Nascido em tempos de pandemia, o livro de estreia de Catharina Azevedo, “deixe o bando correr selvagem”, tem como proposta registrar a tentativa de apreender a descoberta do mundo, do corpo e da cidade de Salvador (BA). Publicada pela Mormaço Editorial (2022, 80 pág.), a obra conta com o posfácio assinado pela compositora, cantora, poeta e também soteropolitana Hosanna Almeida.
E é com esse belíssimo livro que Catharina Azevedo nos chega, aqui no inbox feliz da Kuruma’tá, desde Salvado, de onde escreve seus versos e desafia a tessitura do mundo com palavras!
Seja bem-vinda, Catharina, nova habitante do território poético da nossa Kuruma’tá!

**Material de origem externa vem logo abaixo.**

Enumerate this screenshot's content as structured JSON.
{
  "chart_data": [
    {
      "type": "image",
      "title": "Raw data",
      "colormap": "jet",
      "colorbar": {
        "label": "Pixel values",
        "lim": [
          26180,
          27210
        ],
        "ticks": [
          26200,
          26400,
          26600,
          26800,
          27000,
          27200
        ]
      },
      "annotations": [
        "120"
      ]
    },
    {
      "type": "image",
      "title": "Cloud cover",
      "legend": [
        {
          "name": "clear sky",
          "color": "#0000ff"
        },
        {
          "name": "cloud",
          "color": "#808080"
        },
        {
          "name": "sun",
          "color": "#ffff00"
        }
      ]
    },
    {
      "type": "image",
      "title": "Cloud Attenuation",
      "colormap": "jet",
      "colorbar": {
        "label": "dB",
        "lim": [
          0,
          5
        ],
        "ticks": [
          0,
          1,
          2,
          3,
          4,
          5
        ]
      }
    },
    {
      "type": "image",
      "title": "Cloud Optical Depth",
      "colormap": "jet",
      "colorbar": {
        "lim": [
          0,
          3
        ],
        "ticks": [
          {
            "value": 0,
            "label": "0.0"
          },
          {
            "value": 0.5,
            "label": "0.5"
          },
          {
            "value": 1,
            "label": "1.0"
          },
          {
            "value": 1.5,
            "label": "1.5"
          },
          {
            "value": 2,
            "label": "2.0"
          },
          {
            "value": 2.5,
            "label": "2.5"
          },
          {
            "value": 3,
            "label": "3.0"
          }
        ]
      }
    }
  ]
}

A expansão, essa vontade da descoberta do mundo, é o tema central do livro. Esse desejo pelo ‘sim’. Mas existem também alguns ecos da infância, que eu acho um período fantástico, em que tudo se pode, e você tem essa tapeçaria rica em imagens e associações. Para mim, o livro se desenrola entre o ‘eu’, a ‘casa’ (ou o umbigo) e o ‘mundo’.
— Catharina Azevedo
(sem título)
Talvez a verdadeira redenção
sejam esses dedos que se estendem
do outro lado da ponte
de uma página em branco.
Uma tela.
Buscamos com candura
e um quê de uma aceitação agridoce
nos tocar.
Esse toque, tão ínfimo e breve,
que nada pede ou explica,
sabe desfazer-se
no branco vão dos segundos.
Esse ínfimo toque:
talvez o verdadeiro roteiro
da peregrinação incessante.
Nele, uma revelação
surgida no escuro útero do mundo.
Desço a Carlos Gomes
Os pés que construíram essa cidade
são os mesmos que agora vejo
de rotos traços,
suor e calor misturados nas pedras.
Eu desço a Carlos Gomes.
É preciso amar também as pedras,
antes ou depois dos homens.
Pensos nos jasmins de Borges:
os bagos de uva devem estourar na língua,
escorrer na língua,
abraçarem-se na língua
e eu desço a Carlos Gomes.
Fazer arte é bobagem, digo
mas, todo o resto,
também bobagem.
A pele que se enruga ao vento,
os livros que carrego,
tudo a salvo e são.
Os 42 degraus da Lapa,
(ausência de
pressa) escrever
rápido
Não querer pensar.
Parece querer dizer algo,
essa multidão dentro de mim.
Op. 69, nº1
Como Leonora Carrington,
extraio minhas cores dos pulsos.
Índigo, viscoso,
retrato de lua e prata.
Sou uma coruja alquimista.
Em alguma curva do tempo,
eu me deito, escondida
Trapezistas, amores perdidos
— meu mundo é repleto
E rico como
aquarela que se dissolve.
Bailarinas, julietas,
olhares trocam carícias
Digo sim ao eterno,
deus não me intimida.
(sem título)
Passar como água sobre as pedras,
seu barulho e seu cristal:
há muito renuncio ao fogo.
Há em mim qualquer coisa
(um véu de prata iridescente)
de nada, seguindo
ao encontro de qualquer terra
que se arrepie ao contato.
Algo de puro, frio e azul.
Se eu sequer tivesse nome —
queria não tê-lo.
O que colore o mar
é só o céu que se espelha.
Catharina Azevedo nasceu em Salvador, em 1997, e é a segunda das três filhas de sua mãe. Cursa atualmente o Bacharelado Interdisciplinar em Artes, na Universidade Federal da Bahia. Gosta de ler e de escrever desde sempre, isto é, desde que começou a entender o que eram as letras e como elas permitiam a contação de histórias. “deixe o bando correr selvagem” (Mormaço Editorial, 2022) é seu primeiro livro de poemas.